Method: Entrained Oscillatory S6

  • Base: Mamba-S6 (SISO per-channel, shared selective B/C, low-rank Δ).
  • Modification: replace real decay λ=exp(ΔA) with complex scaled rotation \(λ_k = ν_k e^{iθ_k}\); structural stability via \(|λ|=ν<1\).
  • The entrainment knob: ν (damping) and θ (frequency) as static-per-mode (resonance) vs input-dependent (entrainment).

Experimental Design

  • The factorial inside the architecture: rotation {off, static, selective} × damping {static, selective}; θ≡0 recovers a real selective SSM in the identical surround.
  • Reference anchors (not the factorial): Mamba-1 (real), LinOSS (LTI 2nd-order), S4D (static complex).
  • Controls: iso-parameter / iso-compute, ≥3 seeds with variance, conv parity, fixed loss/schedule.
  • Datasets: EARS-WHAM + VoiceBank-DEMAND. Metrics: phase loss, LSD, SI-SDR, PESQ/STOI, DistillMOS.

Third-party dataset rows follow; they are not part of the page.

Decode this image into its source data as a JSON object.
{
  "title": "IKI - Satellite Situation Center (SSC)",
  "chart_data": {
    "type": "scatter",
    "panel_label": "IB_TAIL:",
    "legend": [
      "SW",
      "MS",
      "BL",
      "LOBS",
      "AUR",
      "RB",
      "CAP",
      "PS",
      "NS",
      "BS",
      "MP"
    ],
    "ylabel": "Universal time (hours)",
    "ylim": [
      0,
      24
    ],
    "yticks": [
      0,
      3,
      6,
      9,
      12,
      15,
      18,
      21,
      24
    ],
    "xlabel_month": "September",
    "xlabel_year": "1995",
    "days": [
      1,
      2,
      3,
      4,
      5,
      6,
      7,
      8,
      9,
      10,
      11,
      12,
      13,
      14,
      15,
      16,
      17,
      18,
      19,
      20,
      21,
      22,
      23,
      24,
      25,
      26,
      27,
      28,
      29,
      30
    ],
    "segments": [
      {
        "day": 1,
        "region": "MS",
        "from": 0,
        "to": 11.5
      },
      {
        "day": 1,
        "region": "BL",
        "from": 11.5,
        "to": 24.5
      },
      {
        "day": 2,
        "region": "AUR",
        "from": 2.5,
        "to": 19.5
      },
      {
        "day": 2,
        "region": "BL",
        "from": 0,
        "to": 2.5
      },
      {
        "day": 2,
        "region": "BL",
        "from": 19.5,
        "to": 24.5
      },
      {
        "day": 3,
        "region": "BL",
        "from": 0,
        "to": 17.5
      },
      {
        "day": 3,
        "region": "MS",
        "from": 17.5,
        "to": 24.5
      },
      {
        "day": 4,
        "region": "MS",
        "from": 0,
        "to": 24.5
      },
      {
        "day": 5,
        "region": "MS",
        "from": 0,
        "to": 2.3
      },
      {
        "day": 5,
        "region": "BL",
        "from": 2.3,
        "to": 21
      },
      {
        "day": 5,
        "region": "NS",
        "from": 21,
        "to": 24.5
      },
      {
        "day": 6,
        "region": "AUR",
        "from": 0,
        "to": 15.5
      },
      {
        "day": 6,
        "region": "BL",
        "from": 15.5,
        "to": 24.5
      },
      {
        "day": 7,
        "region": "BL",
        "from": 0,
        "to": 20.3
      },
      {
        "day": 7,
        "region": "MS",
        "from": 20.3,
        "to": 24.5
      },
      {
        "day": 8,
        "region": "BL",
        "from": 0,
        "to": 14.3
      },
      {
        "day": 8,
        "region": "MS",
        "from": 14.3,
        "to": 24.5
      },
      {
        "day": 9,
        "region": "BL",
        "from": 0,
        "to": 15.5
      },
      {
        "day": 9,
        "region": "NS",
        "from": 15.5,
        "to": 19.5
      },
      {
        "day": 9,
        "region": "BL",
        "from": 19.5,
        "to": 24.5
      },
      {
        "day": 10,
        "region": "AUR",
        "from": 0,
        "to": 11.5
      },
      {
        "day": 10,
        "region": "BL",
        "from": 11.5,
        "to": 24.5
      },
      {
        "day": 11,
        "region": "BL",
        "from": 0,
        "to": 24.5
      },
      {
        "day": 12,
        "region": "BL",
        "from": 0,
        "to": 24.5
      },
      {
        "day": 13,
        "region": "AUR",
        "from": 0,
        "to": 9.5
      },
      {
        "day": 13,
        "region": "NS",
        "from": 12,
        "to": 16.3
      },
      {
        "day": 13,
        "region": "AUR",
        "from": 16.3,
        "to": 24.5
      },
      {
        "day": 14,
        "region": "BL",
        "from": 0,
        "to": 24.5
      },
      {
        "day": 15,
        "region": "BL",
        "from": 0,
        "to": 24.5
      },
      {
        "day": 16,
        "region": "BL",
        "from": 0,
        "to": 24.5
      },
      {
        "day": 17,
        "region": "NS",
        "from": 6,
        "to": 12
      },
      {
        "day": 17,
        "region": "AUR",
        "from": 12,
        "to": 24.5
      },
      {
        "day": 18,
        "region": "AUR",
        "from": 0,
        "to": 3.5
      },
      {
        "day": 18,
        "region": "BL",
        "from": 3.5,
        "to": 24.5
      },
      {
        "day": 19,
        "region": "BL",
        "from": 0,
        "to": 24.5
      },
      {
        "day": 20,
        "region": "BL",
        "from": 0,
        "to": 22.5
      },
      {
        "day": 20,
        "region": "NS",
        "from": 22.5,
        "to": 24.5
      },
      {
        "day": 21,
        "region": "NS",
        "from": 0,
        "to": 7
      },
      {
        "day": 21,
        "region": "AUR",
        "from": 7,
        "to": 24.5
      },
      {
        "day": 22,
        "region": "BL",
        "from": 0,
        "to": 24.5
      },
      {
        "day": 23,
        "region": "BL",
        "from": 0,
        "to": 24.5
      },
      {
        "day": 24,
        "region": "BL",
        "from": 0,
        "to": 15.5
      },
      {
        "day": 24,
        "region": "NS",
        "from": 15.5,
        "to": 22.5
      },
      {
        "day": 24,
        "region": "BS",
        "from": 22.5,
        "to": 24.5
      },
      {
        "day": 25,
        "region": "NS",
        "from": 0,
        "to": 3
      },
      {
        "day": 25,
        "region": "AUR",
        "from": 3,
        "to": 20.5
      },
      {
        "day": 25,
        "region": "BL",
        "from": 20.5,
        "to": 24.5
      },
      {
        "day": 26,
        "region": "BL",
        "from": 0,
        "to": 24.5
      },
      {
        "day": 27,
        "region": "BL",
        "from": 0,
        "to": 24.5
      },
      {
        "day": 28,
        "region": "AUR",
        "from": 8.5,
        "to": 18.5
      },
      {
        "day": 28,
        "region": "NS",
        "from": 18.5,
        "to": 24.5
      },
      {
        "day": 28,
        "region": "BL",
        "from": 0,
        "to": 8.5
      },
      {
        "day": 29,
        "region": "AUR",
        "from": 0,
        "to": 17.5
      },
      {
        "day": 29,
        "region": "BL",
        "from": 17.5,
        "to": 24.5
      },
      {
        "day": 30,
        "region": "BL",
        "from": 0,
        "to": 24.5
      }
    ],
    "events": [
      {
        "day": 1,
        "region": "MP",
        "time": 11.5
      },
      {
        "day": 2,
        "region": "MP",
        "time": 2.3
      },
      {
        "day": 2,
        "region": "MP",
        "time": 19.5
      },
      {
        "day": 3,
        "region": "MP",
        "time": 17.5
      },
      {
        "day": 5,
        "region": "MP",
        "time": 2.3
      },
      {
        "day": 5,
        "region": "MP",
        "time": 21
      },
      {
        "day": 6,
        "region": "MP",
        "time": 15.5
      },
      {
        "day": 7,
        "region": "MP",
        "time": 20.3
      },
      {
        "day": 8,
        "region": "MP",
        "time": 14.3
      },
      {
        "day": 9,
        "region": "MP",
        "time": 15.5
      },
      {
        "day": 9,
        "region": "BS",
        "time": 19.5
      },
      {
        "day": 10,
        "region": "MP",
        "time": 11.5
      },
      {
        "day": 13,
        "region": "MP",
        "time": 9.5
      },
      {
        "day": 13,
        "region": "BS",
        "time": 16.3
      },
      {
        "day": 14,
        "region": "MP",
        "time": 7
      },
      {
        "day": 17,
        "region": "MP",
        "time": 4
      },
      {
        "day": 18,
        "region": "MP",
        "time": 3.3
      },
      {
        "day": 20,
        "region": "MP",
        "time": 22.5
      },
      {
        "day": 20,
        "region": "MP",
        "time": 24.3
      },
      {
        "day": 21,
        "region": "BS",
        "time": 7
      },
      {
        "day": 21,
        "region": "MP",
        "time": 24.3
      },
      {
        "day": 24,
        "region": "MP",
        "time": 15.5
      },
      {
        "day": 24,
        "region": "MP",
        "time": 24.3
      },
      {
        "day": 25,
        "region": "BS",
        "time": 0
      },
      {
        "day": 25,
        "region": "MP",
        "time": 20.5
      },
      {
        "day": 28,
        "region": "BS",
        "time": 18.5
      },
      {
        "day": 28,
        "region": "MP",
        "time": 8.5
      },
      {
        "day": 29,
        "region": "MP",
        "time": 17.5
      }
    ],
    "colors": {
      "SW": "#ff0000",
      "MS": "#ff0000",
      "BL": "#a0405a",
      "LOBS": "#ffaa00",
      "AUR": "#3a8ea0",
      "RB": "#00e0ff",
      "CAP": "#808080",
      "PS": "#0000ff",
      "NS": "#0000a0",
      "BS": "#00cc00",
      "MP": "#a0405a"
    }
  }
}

Analysis (mechanism + neuro-alignment)

  • Phase-localized gains: where in the metric set and where in frequency the oscillatory bias helps.
  • Pole/eigenvalue plots; normality.
  • Band analysis: map learned time-axis θ (rad/frame, at the 160 Hz frame rate) to Hz; test clustering near phrasal/syllabic bands.
  • Entrainment probe: does selective θ phase-lock to the clean-speech envelope / syllabic rate?
  • Passive-vs-entrained ablation as the causal test.

Discussion

  • What the oscillatory prior buys, and the honest boundary: resonance alone vs entrainment; oscillation vs selectivity for overall quality.
  • Limits of the cortical analogy (no nonlinearity / cross-frequency coupling); analogy motivates, evidence carries.

Conclusion

  • Entrained oscillation as a neuro-grounded, interpretable mechanism for phase-aware enhancement.